Moseley was born enslaved in Virginia in 1819 (possibly 1820)[1] and he worked as a servant and on a freight boat.[2] He became a free man by 1857, before that start of the American Civil War, when he married Martha Catherine Turpin the freed daughter of a neighbouring planter Edwin Turpin and his enslaved partner Mary James.[3] Marys brother Henry Turpin served in the Virginia House of Delegates from 1871 to 1873.[4]
He went on to educated himself and became reportedly "well educated". After the war they lived in Richmond, Virginia, and he began to acquire land in both Goochland and Fluvanna counties. Together they had many children with at least seven sons and six daughters by 1880.In the 1870 census he was listed as owning $250 of real-estate as well as $194 of other personal property. Later he went on to purchase the plantation home of his former master as well as five hundred acres of land.
He was a successful man with the Bureau of Refugees, Freedmen, and Abandoned Lands placing him, in March 1867, top of a list of the counties most influential African Americans.
In 1865 he was a delegate at the Virginia black convention and then, after receiving around 75% of the votes to do so, represented Goochland County at the Virginia Constitutional Convention from December 3, 1867, until April 17, 1868. At the convention he was appointed initially to the Committee on the Elective Franchise and Qualifications for Office and later assigned to the Committee on Military Affairs.
After the ratification of the new constitution he easily won against the other white Conservative candidate to represent Fluvanna, Goochland and Powhatan counties in the new Senate. Moseley was elected to the Virginia Senate serving from 1869 to 1871. He was appointed to the Committee on Banks serving in the lowest rank seat. He voted to ratify the Fifteenth Amendment to the United States Constitution and also on the controversial act Funding Act of 1871.

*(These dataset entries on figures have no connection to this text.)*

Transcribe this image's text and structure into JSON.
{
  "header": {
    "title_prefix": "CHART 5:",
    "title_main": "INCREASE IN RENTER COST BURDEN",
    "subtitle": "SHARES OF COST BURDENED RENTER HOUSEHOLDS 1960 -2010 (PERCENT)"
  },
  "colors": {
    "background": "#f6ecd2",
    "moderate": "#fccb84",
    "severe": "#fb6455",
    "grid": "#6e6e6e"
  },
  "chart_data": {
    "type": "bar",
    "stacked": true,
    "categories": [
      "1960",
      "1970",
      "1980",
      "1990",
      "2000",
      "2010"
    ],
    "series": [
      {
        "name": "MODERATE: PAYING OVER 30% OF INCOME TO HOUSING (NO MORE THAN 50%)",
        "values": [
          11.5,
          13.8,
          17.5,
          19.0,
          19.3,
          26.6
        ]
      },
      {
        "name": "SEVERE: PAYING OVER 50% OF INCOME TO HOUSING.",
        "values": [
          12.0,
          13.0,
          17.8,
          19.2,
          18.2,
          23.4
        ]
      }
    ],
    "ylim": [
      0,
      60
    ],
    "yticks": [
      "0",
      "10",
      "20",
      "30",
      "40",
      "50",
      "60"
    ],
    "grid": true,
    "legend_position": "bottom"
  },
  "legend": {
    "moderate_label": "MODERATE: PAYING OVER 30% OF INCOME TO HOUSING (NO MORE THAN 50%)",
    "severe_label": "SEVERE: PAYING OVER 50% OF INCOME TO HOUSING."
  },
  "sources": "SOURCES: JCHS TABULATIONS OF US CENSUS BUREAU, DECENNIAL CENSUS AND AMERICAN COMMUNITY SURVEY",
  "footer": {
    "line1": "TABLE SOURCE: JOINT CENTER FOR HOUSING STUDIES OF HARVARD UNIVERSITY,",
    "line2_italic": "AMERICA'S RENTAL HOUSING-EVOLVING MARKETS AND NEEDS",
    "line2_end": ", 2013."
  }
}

After serving just the one term he did not run for the next term but did remain active in politics and made an attempt to gain the nomination for the Goochland County seat in the Virginia House of Delegates but lost out to Henry Turpin his brother-in-law. He made another run for the state senate in 1873 running as an independent Republican after failing to get the Republican nomination,[5] however he withdrew to avoid splitting the Republican ticket.

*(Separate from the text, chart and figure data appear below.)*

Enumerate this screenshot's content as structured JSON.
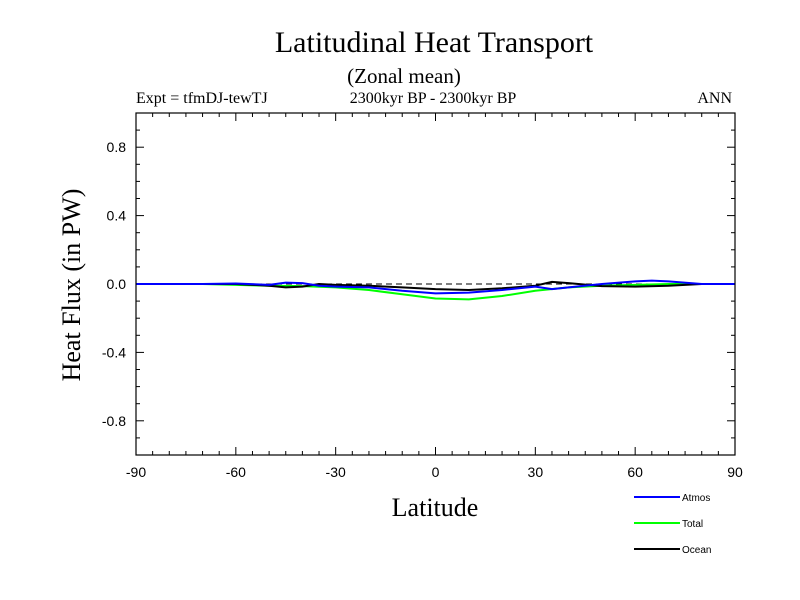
{
  "chart_data": {
    "type": "line",
    "title": "Latitudinal Heat Transport",
    "subtitle": "(Zonal mean)",
    "left_label": "Expt = tfmDJ-tewTJ",
    "center_label": "2300kyr BP - 2300kyr BP",
    "right_label": "ANN",
    "xlabel": "Latitude",
    "ylabel": "Heat Flux (in PW)",
    "xlim": [
      -90,
      90
    ],
    "ylim": [
      -1.0,
      1.0
    ],
    "x_ticks": [
      -90,
      -60,
      -30,
      0,
      30,
      60,
      90
    ],
    "x_tick_labels": [
      "-90",
      "-60",
      "-30",
      "0",
      "30",
      "60",
      "90"
    ],
    "y_ticks": [
      -0.8,
      -0.4,
      0.0,
      0.4,
      0.8
    ],
    "y_tick_labels": [
      "-0.8",
      "-0.4",
      "0.0",
      "0.4",
      "0.8"
    ],
    "zero_line": "dashed",
    "series": [
      {
        "name": "Atmos",
        "color": "#0000ff",
        "x": [
          -90,
          -80,
          -70,
          -60,
          -50,
          -45,
          -40,
          -35,
          -30,
          -20,
          -10,
          0,
          10,
          20,
          30,
          35,
          40,
          50,
          60,
          65,
          70,
          80,
          90
        ],
        "y": [
          0.0,
          0.0,
          0.0,
          0.003,
          -0.005,
          0.008,
          0.005,
          -0.01,
          -0.015,
          -0.02,
          -0.04,
          -0.055,
          -0.05,
          -0.035,
          -0.015,
          -0.03,
          -0.02,
          0.0,
          0.015,
          0.02,
          0.015,
          0.0,
          0.0
        ]
      },
      {
        "name": "Total",
        "color": "#00ff00",
        "x": [
          -90,
          -80,
          -70,
          -60,
          -50,
          -40,
          -30,
          -20,
          -10,
          0,
          10,
          20,
          30,
          40,
          50,
          60,
          70,
          80,
          90
        ],
        "y": [
          0.0,
          0.0,
          0.0,
          -0.005,
          -0.01,
          -0.012,
          -0.02,
          -0.035,
          -0.06,
          -0.085,
          -0.09,
          -0.07,
          -0.04,
          -0.02,
          -0.01,
          -0.005,
          0.0,
          0.0,
          0.0
        ]
      },
      {
        "name": "Ocean",
        "color": "#000000",
        "x": [
          -90,
          -80,
          -70,
          -60,
          -50,
          -45,
          -40,
          -35,
          -30,
          -20,
          -10,
          0,
          10,
          20,
          30,
          35,
          40,
          50,
          60,
          70,
          80,
          90
        ],
        "y": [
          0.0,
          0.0,
          0.0,
          0.0,
          -0.01,
          -0.02,
          -0.015,
          0.0,
          -0.005,
          -0.01,
          -0.02,
          -0.03,
          -0.035,
          -0.025,
          -0.01,
          0.012,
          0.005,
          -0.012,
          -0.015,
          -0.01,
          0.0,
          0.0
        ]
      }
    ],
    "legend": {
      "placement": "bottom-right",
      "entries": [
        "Atmos",
        "Total",
        "Ocean"
      ]
    }
  }
}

The Republicans of Goochland county endorsed him to run for the seventh congressional district of Virginia and he accepted.[6] At that time he was described as being "a colored man of respectable and reputable character" as well as being "a fair and just man".[7] There was conflict within the Republican party and Moseley was asked to withdraw from the race in the interest of party harmony.To this end a resolution was unanimously adopted and published formally asking for his withdrawal.[8] He failed to get the nomination for Congress as a Republican as he lost out to the Readjuster Party candidate John Paul who won and served from 1881 to 1883.[9]
Moseley died August 17, 1890, at home in Goochland County after a long illness, his wife Martha had died earlier the same year on January 24, 1890.[10] He was survived by three of their sons and six of their daughters.
Sometimes his name was written as William P. Mosely such as in the Virginia Senate Joint Resolution No. 89 and some newspaper articles.